A feature of this month’s annual meeting of the Smoke-Free Alternatives Trade Association (SFATA) was a videotaped interview with Mitch Zeller, the director of the FDA Center for Tobacco Products. Following the video, I participated in a panel discussion of Zeller’s statements about e-cigarettes.
Mr. Zeller clearly implied that there was no population-level evidence that smokers had quit with e-cigarettes. He said that the FDA is “absolutely aware of the anecdotal reports about individuals using e-cigarettes to help them quit, but we can’t make population-level policy on the basis of anecdotal reports…FDA is required to use a population health standard.”
The FDA should also be required to acknowledge population evidence generated by federal surveys. I informed the SFATA audience that the CDC has 2015 National Health Interview Survey data documenting that 2.5 million former smokers were current users of vapor products (that is, they were vaping every day or some days). Given that CDC and FDA investigators work closely on the NHIS survey, it is inconceivable that the FDA doesn’t know this fact. These 2.5 million former smokers are more than anecdotes. They constitute population-level evidence.
Also noteworthy: In May the CDC published smoking statistics from the 2015 NHIS (here), but it just produced information on e-cigarettes today (here). Unsurprisingly, the CDC feigned alarm that 58.8% of vapors were current smokers (here) while ignoring the 2.5 million anecdotes. In fact, my July 16 blog (here) remains the sole source for this information.
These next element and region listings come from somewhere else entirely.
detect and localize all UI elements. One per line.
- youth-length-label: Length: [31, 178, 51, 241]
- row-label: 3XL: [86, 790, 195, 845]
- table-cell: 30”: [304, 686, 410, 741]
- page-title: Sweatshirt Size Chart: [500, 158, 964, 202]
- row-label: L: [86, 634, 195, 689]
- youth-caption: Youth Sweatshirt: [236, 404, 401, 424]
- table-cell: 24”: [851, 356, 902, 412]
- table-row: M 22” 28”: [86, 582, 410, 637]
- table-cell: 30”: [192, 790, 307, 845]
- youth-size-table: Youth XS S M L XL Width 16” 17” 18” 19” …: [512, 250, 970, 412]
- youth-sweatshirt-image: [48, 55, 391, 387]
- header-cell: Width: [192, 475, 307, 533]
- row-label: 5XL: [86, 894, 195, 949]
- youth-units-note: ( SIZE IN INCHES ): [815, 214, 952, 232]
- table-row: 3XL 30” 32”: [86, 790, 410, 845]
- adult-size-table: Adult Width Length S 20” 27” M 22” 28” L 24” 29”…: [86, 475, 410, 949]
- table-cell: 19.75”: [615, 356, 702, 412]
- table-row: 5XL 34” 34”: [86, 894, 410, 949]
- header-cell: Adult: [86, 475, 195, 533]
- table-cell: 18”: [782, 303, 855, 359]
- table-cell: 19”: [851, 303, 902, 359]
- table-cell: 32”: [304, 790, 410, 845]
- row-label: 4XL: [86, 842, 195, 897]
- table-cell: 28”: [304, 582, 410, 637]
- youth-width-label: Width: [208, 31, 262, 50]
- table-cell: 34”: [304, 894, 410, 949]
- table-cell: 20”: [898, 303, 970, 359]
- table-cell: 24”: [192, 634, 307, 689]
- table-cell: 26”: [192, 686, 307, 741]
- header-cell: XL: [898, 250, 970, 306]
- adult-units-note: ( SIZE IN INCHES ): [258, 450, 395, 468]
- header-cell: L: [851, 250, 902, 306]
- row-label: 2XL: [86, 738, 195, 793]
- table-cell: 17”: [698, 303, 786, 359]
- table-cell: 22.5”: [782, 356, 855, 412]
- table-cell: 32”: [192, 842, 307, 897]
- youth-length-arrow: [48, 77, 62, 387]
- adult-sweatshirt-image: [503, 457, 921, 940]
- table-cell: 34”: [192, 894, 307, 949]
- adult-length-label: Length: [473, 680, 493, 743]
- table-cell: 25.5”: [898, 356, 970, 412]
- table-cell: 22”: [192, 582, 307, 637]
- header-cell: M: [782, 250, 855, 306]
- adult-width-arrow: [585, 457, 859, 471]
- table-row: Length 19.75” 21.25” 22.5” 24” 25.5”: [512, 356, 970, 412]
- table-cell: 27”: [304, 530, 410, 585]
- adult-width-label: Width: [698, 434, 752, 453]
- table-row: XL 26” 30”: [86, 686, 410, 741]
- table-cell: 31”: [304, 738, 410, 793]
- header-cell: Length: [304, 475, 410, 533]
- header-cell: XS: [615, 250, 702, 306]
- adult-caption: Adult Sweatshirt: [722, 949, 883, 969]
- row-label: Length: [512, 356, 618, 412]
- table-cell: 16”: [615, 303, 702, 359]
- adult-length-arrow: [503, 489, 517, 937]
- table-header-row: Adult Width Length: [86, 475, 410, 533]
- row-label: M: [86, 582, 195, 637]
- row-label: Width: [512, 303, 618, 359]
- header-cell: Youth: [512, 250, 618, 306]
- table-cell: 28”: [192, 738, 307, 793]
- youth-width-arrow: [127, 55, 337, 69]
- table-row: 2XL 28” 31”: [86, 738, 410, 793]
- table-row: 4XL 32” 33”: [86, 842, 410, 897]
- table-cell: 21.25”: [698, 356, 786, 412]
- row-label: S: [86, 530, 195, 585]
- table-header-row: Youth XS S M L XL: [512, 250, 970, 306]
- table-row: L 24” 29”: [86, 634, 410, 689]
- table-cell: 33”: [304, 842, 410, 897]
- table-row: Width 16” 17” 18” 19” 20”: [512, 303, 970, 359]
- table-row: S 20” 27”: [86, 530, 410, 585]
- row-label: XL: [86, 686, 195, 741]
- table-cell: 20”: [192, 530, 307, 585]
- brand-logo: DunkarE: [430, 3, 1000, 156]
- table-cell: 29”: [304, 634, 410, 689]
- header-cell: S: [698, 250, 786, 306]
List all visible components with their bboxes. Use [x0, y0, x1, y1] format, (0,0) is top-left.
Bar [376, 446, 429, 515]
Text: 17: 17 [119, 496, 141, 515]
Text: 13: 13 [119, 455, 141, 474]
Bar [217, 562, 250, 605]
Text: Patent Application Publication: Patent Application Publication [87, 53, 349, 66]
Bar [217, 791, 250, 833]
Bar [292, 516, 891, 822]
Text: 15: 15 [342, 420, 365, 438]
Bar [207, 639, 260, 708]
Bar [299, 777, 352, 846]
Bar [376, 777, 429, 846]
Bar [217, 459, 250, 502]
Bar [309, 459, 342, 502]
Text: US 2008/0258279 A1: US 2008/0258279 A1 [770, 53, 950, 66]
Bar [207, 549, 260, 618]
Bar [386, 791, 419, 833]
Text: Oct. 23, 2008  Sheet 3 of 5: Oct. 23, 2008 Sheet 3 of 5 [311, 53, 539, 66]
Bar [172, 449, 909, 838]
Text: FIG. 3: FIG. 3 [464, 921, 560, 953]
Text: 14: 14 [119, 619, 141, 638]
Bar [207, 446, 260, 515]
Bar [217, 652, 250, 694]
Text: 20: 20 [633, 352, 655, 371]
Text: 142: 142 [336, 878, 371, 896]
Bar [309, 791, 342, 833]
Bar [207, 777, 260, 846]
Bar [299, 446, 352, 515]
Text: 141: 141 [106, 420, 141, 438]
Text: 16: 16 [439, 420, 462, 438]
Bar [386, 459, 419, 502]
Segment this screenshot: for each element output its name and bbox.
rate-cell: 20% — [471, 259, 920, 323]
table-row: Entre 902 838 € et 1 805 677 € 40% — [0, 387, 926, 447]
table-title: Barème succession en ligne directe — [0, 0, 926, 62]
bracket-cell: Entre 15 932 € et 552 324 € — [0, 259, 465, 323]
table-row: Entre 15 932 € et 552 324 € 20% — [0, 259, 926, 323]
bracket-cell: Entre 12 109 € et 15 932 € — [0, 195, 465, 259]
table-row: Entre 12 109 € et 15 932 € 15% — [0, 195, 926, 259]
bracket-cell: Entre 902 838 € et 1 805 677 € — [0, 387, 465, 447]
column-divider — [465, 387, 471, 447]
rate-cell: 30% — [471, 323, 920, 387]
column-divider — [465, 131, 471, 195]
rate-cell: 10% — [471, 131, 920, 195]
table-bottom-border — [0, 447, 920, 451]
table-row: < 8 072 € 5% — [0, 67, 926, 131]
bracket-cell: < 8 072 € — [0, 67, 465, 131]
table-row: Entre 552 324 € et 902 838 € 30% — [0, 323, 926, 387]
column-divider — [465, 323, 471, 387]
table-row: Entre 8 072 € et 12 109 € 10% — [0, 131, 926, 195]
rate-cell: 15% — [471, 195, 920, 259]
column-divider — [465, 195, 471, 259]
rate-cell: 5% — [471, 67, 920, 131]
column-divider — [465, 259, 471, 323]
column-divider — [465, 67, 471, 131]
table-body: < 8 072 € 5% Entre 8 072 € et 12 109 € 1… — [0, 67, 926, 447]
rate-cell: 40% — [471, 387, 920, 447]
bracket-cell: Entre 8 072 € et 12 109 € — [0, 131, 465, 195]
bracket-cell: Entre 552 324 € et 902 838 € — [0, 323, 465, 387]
I have previously documented that the CDC has withheld information about the relative safety of smokeless tobacco (here and here). This egregious behavior continues to deny important health information to smokers, dippers and chewers. The FDA’s refusal to acknowledge population data on e-cigarettes facilitates its effort to impose industry-killing regulations on the vapor market.
The chief federal regulator of tobacco products should acknowledge government survey data showing that e-cigarettes have helped as many as 2.5 million Americans quit smoking and/or stay smoke-free.